Radcliffe Cricket club, a club with history

The Radcliffe Cricket Community sports club has been around for many years but didn’t start its life as a Cricket ground. The racecourse ground as the name suggests was used for something quite different from its use today.

Today, cricket is the order of the day and spectators can enjoy a wonder around the ground whilst listening to the romantic sound of knock on willow. The peace and tranquility of one of the oldest and greatest games ever played is only occasionally interupted with chants of “OWZATTT” and everyone glances over to see if the umpire will raise that finger. 

I can’t think of anything better to do on a lazy day, in the sunshine with a cold glass of beer from the bar…. Perfection. 

Sir Garfield Sobers (Gary Sobers)

FIFTY years ago Radcliffe Cricket Club pulled off one of the biggest sporting smash-and-grabs of all time when they signed a relatively unknown, though promising, young West Indian Test cricketer to be their next professional.
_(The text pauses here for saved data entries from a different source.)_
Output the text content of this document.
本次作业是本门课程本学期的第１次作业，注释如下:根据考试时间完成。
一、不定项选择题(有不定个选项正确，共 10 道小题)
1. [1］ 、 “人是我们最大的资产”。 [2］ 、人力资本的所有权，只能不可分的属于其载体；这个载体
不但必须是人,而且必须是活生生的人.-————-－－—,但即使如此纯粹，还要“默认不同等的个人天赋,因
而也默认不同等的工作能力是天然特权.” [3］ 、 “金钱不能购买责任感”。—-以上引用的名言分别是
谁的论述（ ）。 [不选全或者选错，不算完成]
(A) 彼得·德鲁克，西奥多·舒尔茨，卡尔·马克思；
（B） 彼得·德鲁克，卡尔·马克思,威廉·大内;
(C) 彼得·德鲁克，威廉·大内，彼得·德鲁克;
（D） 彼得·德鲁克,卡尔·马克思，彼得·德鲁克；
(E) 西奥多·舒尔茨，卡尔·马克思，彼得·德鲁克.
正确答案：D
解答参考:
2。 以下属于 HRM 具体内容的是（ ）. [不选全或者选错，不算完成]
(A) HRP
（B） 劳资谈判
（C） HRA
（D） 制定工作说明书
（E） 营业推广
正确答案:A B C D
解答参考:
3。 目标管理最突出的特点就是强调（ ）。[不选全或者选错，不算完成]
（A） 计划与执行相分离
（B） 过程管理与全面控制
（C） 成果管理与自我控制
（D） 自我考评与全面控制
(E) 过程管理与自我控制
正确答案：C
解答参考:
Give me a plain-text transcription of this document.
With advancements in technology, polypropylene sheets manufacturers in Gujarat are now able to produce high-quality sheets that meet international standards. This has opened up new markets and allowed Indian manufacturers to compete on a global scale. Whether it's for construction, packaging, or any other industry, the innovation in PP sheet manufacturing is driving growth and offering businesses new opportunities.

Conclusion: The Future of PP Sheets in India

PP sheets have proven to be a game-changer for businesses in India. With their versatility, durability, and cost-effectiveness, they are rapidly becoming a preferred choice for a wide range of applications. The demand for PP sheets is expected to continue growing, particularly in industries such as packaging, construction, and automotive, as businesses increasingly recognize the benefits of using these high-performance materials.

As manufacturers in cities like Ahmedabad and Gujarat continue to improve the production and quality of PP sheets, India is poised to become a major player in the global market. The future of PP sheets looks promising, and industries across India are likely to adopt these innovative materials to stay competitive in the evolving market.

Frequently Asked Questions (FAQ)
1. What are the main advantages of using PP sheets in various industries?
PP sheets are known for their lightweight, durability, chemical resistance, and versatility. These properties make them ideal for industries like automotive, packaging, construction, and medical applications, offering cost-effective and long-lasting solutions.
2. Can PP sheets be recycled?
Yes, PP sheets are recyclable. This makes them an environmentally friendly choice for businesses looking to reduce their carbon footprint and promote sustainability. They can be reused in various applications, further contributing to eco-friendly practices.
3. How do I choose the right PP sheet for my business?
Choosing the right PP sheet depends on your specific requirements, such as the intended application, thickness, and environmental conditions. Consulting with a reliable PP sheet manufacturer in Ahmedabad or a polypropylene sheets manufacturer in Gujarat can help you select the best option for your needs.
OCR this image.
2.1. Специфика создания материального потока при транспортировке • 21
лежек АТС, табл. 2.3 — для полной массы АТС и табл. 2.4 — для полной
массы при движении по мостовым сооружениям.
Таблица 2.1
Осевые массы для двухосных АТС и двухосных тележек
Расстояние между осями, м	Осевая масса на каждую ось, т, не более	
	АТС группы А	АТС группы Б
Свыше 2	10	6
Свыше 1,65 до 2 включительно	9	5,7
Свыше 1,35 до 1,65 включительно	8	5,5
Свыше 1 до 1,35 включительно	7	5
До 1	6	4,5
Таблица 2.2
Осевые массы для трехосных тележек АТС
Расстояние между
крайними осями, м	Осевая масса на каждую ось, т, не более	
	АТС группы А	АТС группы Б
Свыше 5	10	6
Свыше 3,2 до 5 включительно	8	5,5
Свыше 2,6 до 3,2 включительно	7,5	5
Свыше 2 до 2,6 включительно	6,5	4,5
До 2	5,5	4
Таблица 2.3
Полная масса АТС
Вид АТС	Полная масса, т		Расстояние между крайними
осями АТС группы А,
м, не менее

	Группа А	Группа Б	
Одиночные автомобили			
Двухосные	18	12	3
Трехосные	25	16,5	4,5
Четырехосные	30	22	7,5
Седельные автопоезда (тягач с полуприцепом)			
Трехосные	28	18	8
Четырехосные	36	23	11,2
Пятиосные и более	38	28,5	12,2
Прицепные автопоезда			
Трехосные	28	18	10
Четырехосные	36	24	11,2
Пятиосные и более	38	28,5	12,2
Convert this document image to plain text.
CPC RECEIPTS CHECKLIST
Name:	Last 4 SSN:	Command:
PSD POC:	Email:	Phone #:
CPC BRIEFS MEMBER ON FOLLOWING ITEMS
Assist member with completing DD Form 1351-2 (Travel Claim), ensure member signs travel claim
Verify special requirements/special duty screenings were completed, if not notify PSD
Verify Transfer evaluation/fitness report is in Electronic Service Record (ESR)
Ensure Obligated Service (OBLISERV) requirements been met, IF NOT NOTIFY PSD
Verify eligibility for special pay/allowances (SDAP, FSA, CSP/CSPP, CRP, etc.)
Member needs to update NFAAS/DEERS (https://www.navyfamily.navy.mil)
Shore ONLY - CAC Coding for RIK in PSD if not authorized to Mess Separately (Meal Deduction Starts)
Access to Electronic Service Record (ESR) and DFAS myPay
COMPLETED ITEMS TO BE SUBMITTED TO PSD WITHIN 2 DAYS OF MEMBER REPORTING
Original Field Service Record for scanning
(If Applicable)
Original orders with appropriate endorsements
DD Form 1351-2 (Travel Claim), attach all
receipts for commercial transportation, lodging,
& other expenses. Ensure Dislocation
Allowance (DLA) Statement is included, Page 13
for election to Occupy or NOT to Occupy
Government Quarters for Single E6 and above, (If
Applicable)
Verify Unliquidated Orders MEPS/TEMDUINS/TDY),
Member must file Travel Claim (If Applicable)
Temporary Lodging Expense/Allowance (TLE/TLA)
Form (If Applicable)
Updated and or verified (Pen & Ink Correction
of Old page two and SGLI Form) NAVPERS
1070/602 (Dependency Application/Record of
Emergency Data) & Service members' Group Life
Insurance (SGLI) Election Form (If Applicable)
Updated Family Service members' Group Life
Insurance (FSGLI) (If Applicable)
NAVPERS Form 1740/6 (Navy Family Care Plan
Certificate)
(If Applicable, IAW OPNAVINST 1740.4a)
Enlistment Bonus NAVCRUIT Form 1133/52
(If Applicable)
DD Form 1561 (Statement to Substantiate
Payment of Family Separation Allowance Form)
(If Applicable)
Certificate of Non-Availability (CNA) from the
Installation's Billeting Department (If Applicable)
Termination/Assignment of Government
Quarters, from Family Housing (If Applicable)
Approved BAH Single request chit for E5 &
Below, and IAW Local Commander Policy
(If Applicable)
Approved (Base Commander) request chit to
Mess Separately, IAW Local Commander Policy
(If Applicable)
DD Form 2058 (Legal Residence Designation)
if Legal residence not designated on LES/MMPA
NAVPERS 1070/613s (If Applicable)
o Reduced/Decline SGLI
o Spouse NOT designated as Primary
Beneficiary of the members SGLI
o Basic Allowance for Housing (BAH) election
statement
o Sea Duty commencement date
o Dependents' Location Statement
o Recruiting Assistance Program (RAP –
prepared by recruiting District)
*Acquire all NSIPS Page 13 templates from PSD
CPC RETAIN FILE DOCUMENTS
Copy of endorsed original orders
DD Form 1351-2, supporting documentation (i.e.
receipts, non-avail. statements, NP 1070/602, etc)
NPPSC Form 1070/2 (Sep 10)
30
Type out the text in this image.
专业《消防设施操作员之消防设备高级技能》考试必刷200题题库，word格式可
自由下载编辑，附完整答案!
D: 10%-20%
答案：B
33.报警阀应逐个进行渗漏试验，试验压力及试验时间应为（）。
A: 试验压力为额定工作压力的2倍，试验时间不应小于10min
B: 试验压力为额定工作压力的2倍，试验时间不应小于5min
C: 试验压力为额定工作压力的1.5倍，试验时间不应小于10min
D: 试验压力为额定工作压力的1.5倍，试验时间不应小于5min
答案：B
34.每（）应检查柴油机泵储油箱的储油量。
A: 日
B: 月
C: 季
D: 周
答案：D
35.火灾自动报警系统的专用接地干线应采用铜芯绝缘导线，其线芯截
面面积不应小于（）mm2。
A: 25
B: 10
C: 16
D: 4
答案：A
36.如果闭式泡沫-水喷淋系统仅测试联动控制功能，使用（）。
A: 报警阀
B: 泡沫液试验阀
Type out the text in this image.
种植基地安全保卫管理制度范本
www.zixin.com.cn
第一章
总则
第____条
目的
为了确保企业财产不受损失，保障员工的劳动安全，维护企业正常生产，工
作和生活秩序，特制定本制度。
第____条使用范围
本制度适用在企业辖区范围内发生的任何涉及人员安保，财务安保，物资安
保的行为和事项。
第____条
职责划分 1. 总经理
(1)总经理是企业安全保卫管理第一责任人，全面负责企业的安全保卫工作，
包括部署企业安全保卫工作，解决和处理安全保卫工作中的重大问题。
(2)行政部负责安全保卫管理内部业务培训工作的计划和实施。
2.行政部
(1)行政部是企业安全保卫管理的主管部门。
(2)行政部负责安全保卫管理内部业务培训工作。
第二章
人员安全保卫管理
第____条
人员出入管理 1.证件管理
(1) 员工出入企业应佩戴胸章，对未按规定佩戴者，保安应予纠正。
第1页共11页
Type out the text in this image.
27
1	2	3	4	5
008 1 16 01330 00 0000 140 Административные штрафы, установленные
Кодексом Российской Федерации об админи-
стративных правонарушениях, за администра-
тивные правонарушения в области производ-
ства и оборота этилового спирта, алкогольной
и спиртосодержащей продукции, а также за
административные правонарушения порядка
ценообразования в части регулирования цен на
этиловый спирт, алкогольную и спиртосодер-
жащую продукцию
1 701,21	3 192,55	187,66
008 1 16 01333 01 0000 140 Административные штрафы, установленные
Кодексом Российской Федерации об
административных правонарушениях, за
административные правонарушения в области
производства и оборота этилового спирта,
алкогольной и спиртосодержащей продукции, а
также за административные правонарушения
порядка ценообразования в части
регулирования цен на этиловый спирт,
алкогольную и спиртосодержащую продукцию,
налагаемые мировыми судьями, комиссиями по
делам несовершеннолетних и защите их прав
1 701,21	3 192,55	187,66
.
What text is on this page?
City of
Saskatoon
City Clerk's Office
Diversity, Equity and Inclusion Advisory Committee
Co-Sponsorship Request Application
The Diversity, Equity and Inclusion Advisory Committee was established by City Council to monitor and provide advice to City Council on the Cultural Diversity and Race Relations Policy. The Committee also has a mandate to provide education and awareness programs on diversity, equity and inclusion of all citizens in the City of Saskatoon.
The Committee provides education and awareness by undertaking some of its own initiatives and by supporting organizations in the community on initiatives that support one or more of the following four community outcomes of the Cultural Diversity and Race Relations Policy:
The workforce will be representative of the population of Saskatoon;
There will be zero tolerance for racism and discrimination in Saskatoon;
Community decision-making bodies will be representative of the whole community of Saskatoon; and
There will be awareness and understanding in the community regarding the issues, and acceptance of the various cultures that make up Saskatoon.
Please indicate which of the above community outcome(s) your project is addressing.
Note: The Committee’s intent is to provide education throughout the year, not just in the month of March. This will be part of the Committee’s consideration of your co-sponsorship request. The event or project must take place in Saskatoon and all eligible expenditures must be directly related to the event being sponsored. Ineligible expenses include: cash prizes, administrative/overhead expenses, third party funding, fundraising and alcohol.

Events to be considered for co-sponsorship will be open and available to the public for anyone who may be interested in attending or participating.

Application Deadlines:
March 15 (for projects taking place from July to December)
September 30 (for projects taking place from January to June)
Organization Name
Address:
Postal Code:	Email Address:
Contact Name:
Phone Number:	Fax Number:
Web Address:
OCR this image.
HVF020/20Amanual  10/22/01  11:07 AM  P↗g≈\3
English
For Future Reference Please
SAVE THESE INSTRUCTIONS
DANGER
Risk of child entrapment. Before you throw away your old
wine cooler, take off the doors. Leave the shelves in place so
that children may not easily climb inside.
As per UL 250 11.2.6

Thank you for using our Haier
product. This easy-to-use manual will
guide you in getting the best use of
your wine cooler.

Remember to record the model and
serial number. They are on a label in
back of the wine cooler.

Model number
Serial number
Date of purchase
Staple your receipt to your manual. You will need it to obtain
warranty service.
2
For between that late-summer day in 1956 – when Radcliffe’s chain-smoking committeeman John Lowe persuaded Sobers to sign on the dotted line for £500 – and the start of the 1958 season, the 20-year-old Barbadian was to make the highest Test match score of all time, 365 not out against Pakistan. Suddenly a signature that had an element of speculative risk about it was looking like a bargain!